His daughters took to the wing, caterwauling. From the seraph’s eyes erupted bursts of deep blue fire, each barrage perfectly aimed at the ascending demons. One by one, Gamble’s brood was reduced to cinders, their smoking remains falling to the crystalline surface below.
Gamble, back on his feet, threw out his hands, and a truculence of flame shot from his fingertips, toward the descending giant. The sky erupted in a molten storm as the seraph countered with its own breath of fire, turning Gamble’s volley to a river of ashes.
“
Nooo!
” Gamble cried. “How can this be?”
Gamble raised his hands and the sky parted, unveiling a starry universe.
“Be gone!” He cried.
But nothing vanished into the void.
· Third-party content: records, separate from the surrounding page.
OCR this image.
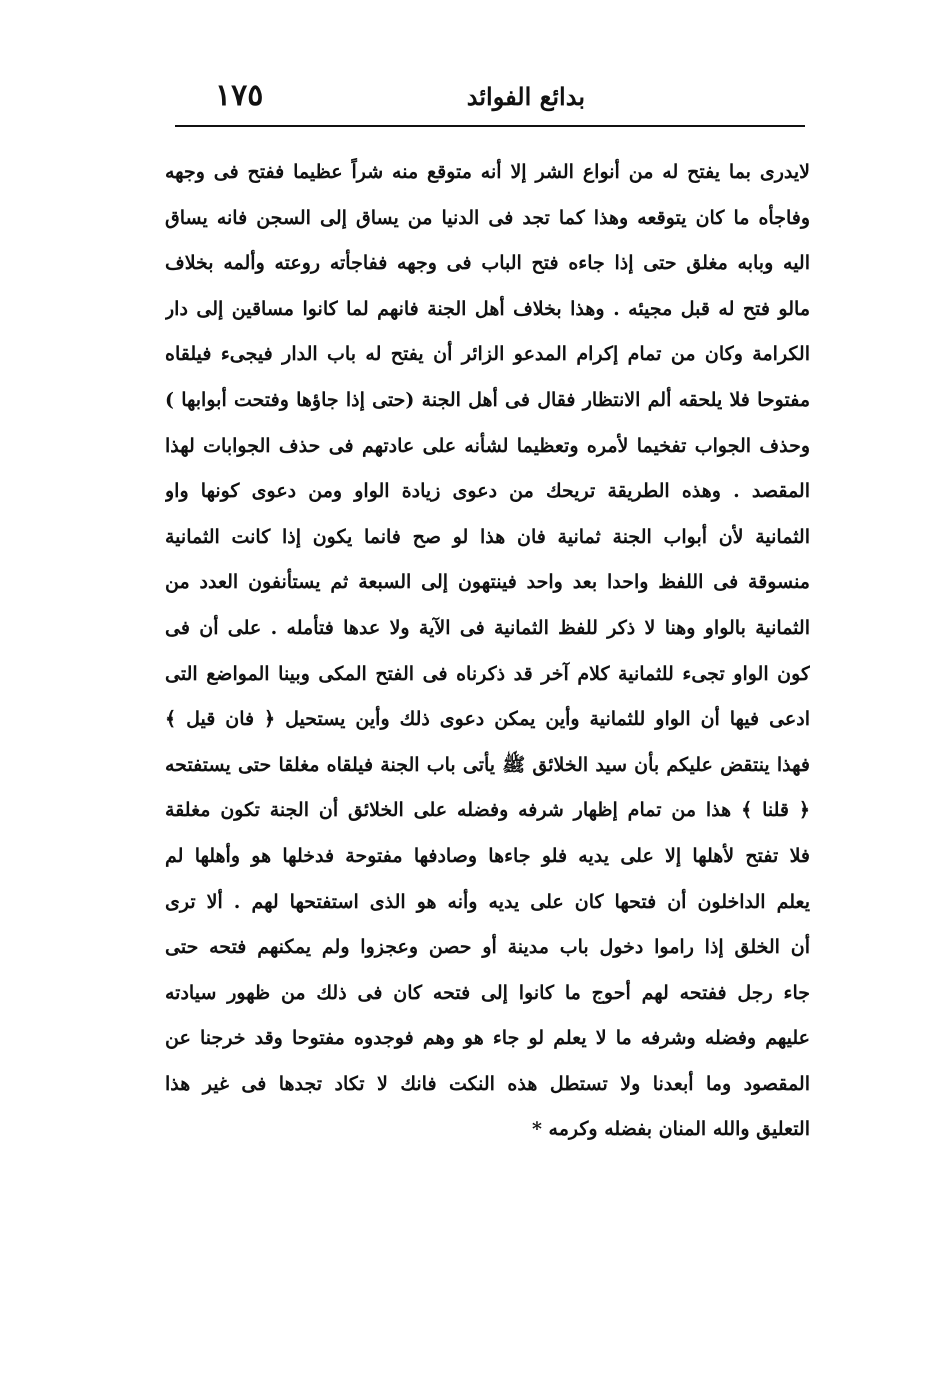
بدائع الفوائد
١٧٥
لايدرى بما يفتح له من أنواع الشر إلا أنه متوقع منه شراً عظيما ففتح فى وجهه
وفاجأه ما كان يتوقعه وهذا كما تجد فى الدنيا من يساق إلى السجن فانه يساق
اليه وبابه مغلق حتى إذا جاءه فتح الباب فى وجهه ففاجأته روعته وألمه بخلاف
مالو فتح له قبل مجيئه . وهذا بخلاف أهل الجنة فانهم لما كانوا مساقين إلى دار
الكرامة وكان من تمام إكرام المدعو الزائر أن يفتح له باب الدار فيجىء فيلقاه
مفتوحا فلا يلحقه ألم الانتظار فقال فى أهل الجنة (حتى إذا جاؤها وفتحت أبوابها )
وحذف الجواب تفخيما لأمره وتعظيما لشأنه على عادتهم فى حذف الجوابات لهذا
المقصد . وهذه الطريقة تريحك من دعوى زيادة الواو ومن دعوى كونها واو
الثمانية لأن أبواب الجنة ثمانية فان هذا لو صح فانما يكون إذا كانت الثمانية
منسوقة فى اللفظ واحدا بعد واحد فينتهون إلى السبعة ثم يستأنفون العدد من
الثمانية بالواو وهنا لا ذكر للفظ الثمانية فى الآية ولا عدها فتأمله . على أن فى
كون الواو تجىء للثمانية كلام آخر قد ذكرناه فى الفتح المكى وبينا المواضع التى
ادعى فيها أن الواو للثمانية وأين يمكن دعوى ذلك وأين يستحيل ﴿ فان قيل ﴾
فهذا ينتقض عليكم بأن سيد الخلائق ﷺ يأتى باب الجنة فيلقاه مغلقا حتى يستفتحه
﴿ قلنا ﴾ هذا من تمام إظهار شرفه وفضله على الخلائق أن الجنة تكون مغلقة
فلا تفتح لأهلها إلا على يديه فلو جاءها وصادفها مفتوحة فدخلها هو وأهلها لم
يعلم الداخلون أن فتحها كان على يديه وأنه هو الذى استفتحها لهم . ألا ترى
أن الخلق إذا راموا دخول باب مدينة أو حصن وعجزوا ولم يمكنهم فتحه حتى
جاء رجل ففتحه لهم أحوج ما كانوا إلى فتحه كان فى ذلك من ظهور سيادته
عليهم وفضله وشرفه ما لا يعلم لو جاء هو وهم فوجدوه مفتوحا وقد خرجنا عن
المقصود وما أبعدنا ولا تستطل هذه النكت فانك لا تكاد تجدها فى غير هذا
التعليق والله المنان بفضله وكرمه *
The storm clouds remained, and the seraph continued its descent, crashing into the mirror ocean. The ground shook forcibly as a volcanic eruption of glass went scattering into the sky. At the epicenter, a perfect circle remained, where a whirlpool began to form, counterclockwise. Slowly, Gamble’s Wonderland began spiraling inward as the vortex pulled it down. Multitudes of Gamble’s demons now swarmed over the fractured surface, pouring down into the pit, their cries rising to the angry, swelling clouds above. They came from all directions, from the smallest, monkey-sized bats to the behemoths, flying amalgamations pieced together from the most wretched imagination, many as large as the seraph itself. The sky was full of them.